No one begins their life with good impulse control as it is a learned behavior. The ability to resist acting on something you want immediately, even when the consequences are very negative, can take years to develop. Our advanced technological world makes this even more difficult to obtain. So, many things are now fast and easy to obtain: instant credit, fast food, feelings of success via video games, instant celebrity on YouTube or reality television, not to mention medication and illegal drugs. There are two stages in impulse control: the ability to pause to think it through, and the discipline to maintain the resistance after the initial pause. A breakdown in either of these stages produces problems that can have a great impact on your life. Most of us have a tendency to do easy, quick tasks instead of more difficult tasks, even if the more difficult ones are immensely more valuable. If you control that impulse to do that easy job and stop to think about what action would give the most benefit, you will be more effective in reaching your goals.
Improving Impulse Control
Here are a few simple ways to do handle those 2 stages.
Interrupt the Impulse
Setting up conditions to delay your ability to perform the act immediately is the first part of improving impulse control. If the temptation is not readily at hand and takes extra effort to satisfy, the chances are much greater that you will be able to control the impulse. Here are a few examples: Remove snacks from your house when you go on a diet. Throw away the cigarettes. Remove bookmarks from your web browser so it takes more effort to go to your favorite distracting sites (Face Book, games….). Lock up the video gamesl Unplug the TV or just put the remote in a hard to reach spot. Drive a different route to bypass the tempting store where you want to stop.

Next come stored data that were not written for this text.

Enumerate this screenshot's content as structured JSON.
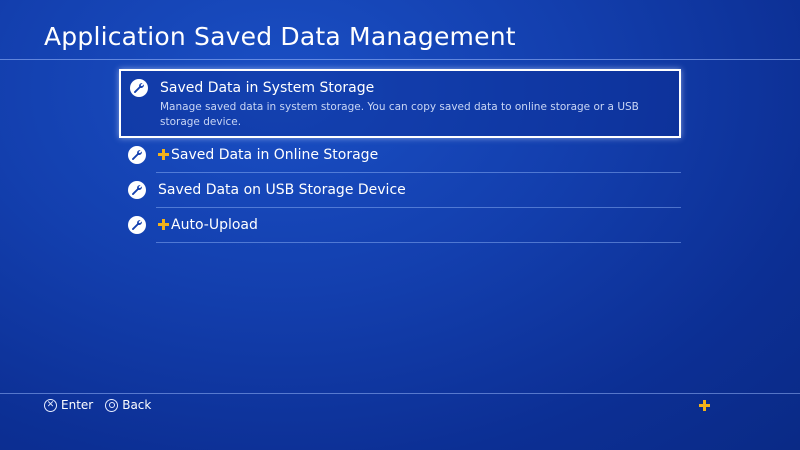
{
  "page": {
    "title": "Application Saved Data Management"
  },
  "menu": {
    "items": [
      {
        "label": "Saved Data in System Storage",
        "description": "Manage saved data in system storage. You can copy saved data to online storage or a USB storage device.",
        "icon": "wrench-icon",
        "plus_badge": false,
        "focused": true
      },
      {
        "label": "Saved Data in Online Storage",
        "icon": "wrench-icon",
        "plus_badge": true,
        "focused": false
      },
      {
        "label": "Saved Data on USB Storage Device",
        "icon": "wrench-icon",
        "plus_badge": false,
        "focused": false
      },
      {
        "label": "Auto-Upload",
        "icon": "wrench-icon",
        "plus_badge": true,
        "focused": false
      }
    ]
  },
  "footer": {
    "enter": {
      "glyph": "cross-button-icon",
      "label": "Enter"
    },
    "back": {
      "glyph": "circle-button-icon",
      "label": "Back"
    },
    "plus_icon": "ps-plus-icon"
  },
  "colors": {
    "background": "#133fae",
    "plus_accent": "#f2b11a",
    "focus_border": "#ffffff"
  }
}
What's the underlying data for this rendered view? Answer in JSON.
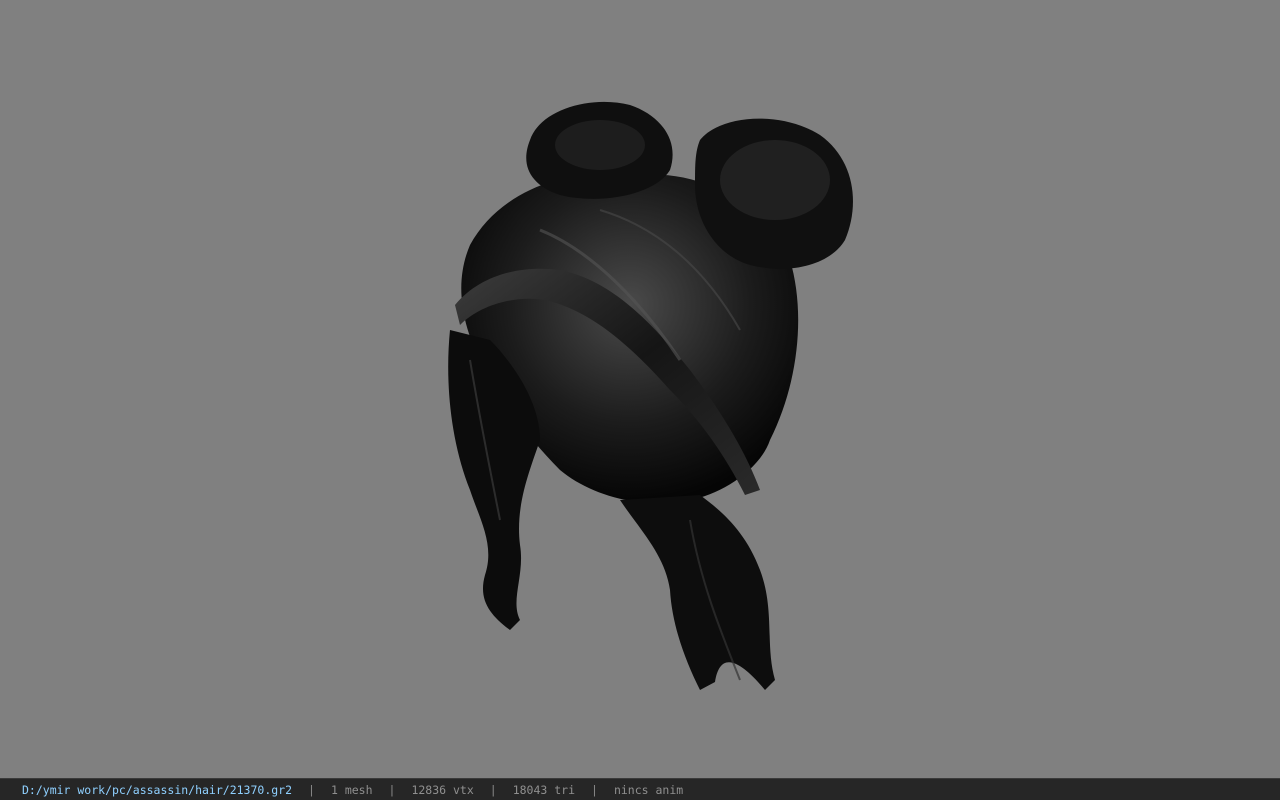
{
  "viewer": {
    "background_color": "#808080",
    "model_color": "#111111",
    "model_description_icon": "hair-mesh-model"
  },
  "status": {
    "path": "D:/ymir work/pc/assassin/hair/21370.gr2",
    "separator": "|",
    "meshes": "1 mesh",
    "vertices": "12836 vtx",
    "triangles": "18043 tri",
    "animation": "nincs anim",
    "path_color": "#8fd0ff",
    "text_color": "#8f8f8f"
  }
}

Maintain the Impulse Control
Maintaining impulse control is the second part. It involves not giving in to the desire after the impulse is interrupted and is just as hard, if not harder, to do as interrupting it in the first place. It is also much more complex but there are a number of ways to do this. To fight temptation, try substituting a healthierm more immediate reward for the less desirable treat you crave. For example, put a dollar into a vacation fund every time you resist the urge to have a drink. Make a bet with yourself, ir with others is even better, that you will resist temptation and reach your goal. Satisfy the need in a controlled manner. Allow yourself 1 desert each week. This can keep the desire from becoming too intense to resist, which can lead to an uncontrolled binge. Leave yourself notes expounding the reasons to maintain the resistance. Put notes about the health benefits of healthy eating on the refrigerator or snack cupboard. Put notes on why you should not smoke in your pocket where you keeopyour cigarettes. Wrap your credit cards up in such notes. Poison those inducements by imagining them as completely disgusting or horrific. You can be quite creative here. Imagine that those potato chips are old and stale. They are so greasy and soggy! Eating them will give you major indigestion. Throwing up until you are too weak to crawl into bed. Think of the TV or Video games as time vampires sucking your limited amount of time out of your life. When you pick up the remote control, it is a tube stuck in your hand. The more you watch and play, the moe life is sucked out of you. You fade away, out of existence, even while your mind is screaming that you didn’t do what you always wanted to do.
Reduce Stress
For both of the above stages, it’s important to reduce stress. When you are over stressed the part of the brain that is responsible for impulse control cannot do its job effectively. You brain is too busy to react in anyway except by habit when the brain is overtaxed. The more you’ve got on your mind, the easier it is to give in to temptation.
Improving impulse control is like strengthening a muscle, the more you exercise it, the more it can handle. But it can also become over used and strained if continuously pushed, so use these tips judiciously. Can you think of any other tips for impulse control?